CONFIDENTIALITY – COOPERATION WITH CHILD ABUSE INVESTIGATORS
While mental health practitioners must be mindful of the duty of confidentiality and must instinctively lean toward resisting (at least initially) disclosures without the patient’s signed authorization, it is also useful for practitioners to know well the exceptions to confidentiality – both those that are required and those that are permissible. When some form of disclosure is mandated by law, the decision of the practitioner (assuming awareness) is relatively easy. When the disclosure is permissive, it does not necessarily follow that the practitioner should or will disclose without a written authorization. Those decisions regarding disclosure may be more difficult. A hopefully interesting example appears below.
The primary and most significant exceptions to confidentiality are found in the laws dealing with the mandates for mental health practitioners to report known or reasonable suspicion (or a similar standard) of child abuse, elder abuse, and dependent adult abuse. Connected with these duties is the issue of whether or not a practitioner, after making such a report, is required or permitted to cooperate with the investigator of the abuse, who seeks further information and perhaps appears (either announced or unannounced) at the office of the practitioner who made the report. In one state, for example, the law provides that information relevant to the incident of child abuse or neglect may be given to an investigator from an agency that is investigating the known or suspected case of child abuse or neglect.
What is the law in your state with respect to providing information to the investigator after you have filed the mandatory report? I have counseled psychotherapists involved with this issue for many years – and each situation is different. For example, if the therapist were treating the alleged perpetrator of physical or sexual abuse that was revealed and reported during the course of therapy, I would more often than not advise the therapist not to cooperate with the investigator. Of course, if the therapist discusses the matter with the patient and/or with the patient’s attorney, the patient may want to sign an authorization allowing the therapist to communicate with the investigator.
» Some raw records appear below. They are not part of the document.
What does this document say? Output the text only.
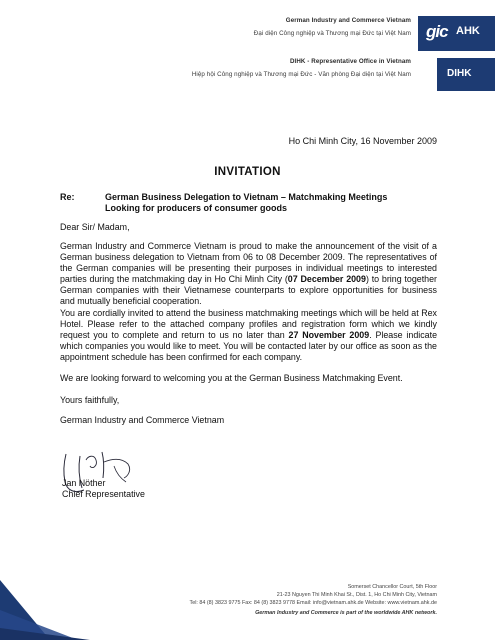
German Industry and Commerce Vietnam
Đại diện Công nghiệp và Thương mại Đức tại Việt Nam
DIHK - Representative Office in Vietnam
Hiệp hội Công nghiệp và Thương mại Đức - Văn phòng Đại diện tại Việt Nam
gic AHK
DIHK
Ho Chi Minh City, 16 November 2009
INVITATION
Re:	German Business Delegation to Vietnam – Matchmaking Meetings
Looking for producers of consumer goods
Dear Sir/ Madam,
German Industry and Commerce Vietnam is proud to make the announcement of the visit of a German business delegation to Vietnam from 06 to 08 December 2009. The representatives of the German companies will be presenting their purposes in individual meetings to interested parties during the matchmaking day in Ho Chi Minh City (07 December 2009) to bring together German companies with their Vietnamese counterparts to explore opportunities for business and mutually beneficial cooperation.
You are cordially invited to attend the business matchmaking meetings which will be held at Rex Hotel. Please refer to the attached company profiles and registration form which we kindly request you to complete and return to us no later than 27 November 2009. Please indicate which companies you would like to meet. You will be contacted later by our office as soon as the appointment schedule has been confirmed for each company.
We are looking forward to welcoming you at the German Business Matchmaking Event.
Yours faithfully,
German Industry and Commerce Vietnam
Jan Nöther
Chief Representative
Somerset Chancellor Court, 5th Floor
21-23 Nguyen Thi Minh Khai St., Dist. 1, Ho Chi Minh City, Vietnam
Tel: 84 (8) 3823 9775 Fax: 84 (8) 3823 9778 Email: info@vietnam.ahk.de Website: www.vietnam.ahk.de
German Industry and Commerce is part of the worldwide AHK network.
While the law in a particular state may permit communication with the investigator without the patient’s written authorization, it may not mandate it. In that regard, my view has been that the reporting laws are a significant intrusion into confidentiality and privacy (although well-accepted at this time), but that there is no duty to help officials with an investigation.
If the practitioner is treating the victim of the abuse, such as a child, the practitioner may be more inclined to cooperate with the investigator. Again, even though the practitioner would be permitted to cooperate with the investigator pursuant to the applicable law, that isn’t always the wisest decision. In some cases, the written authorization of both parents might be desired and easy to get, while in other cases, the written authorization of only one of the parents may be necessary. In some states, depending upon the age of the child and the circumstances involved (such as, being the victim of child abuse), only the child’s authorization may be needed. There may be times when a practitioner may choose to provide additional information to the investigator without the patient’s authorization – but the practitioner must first be certain that state law allows this to be done.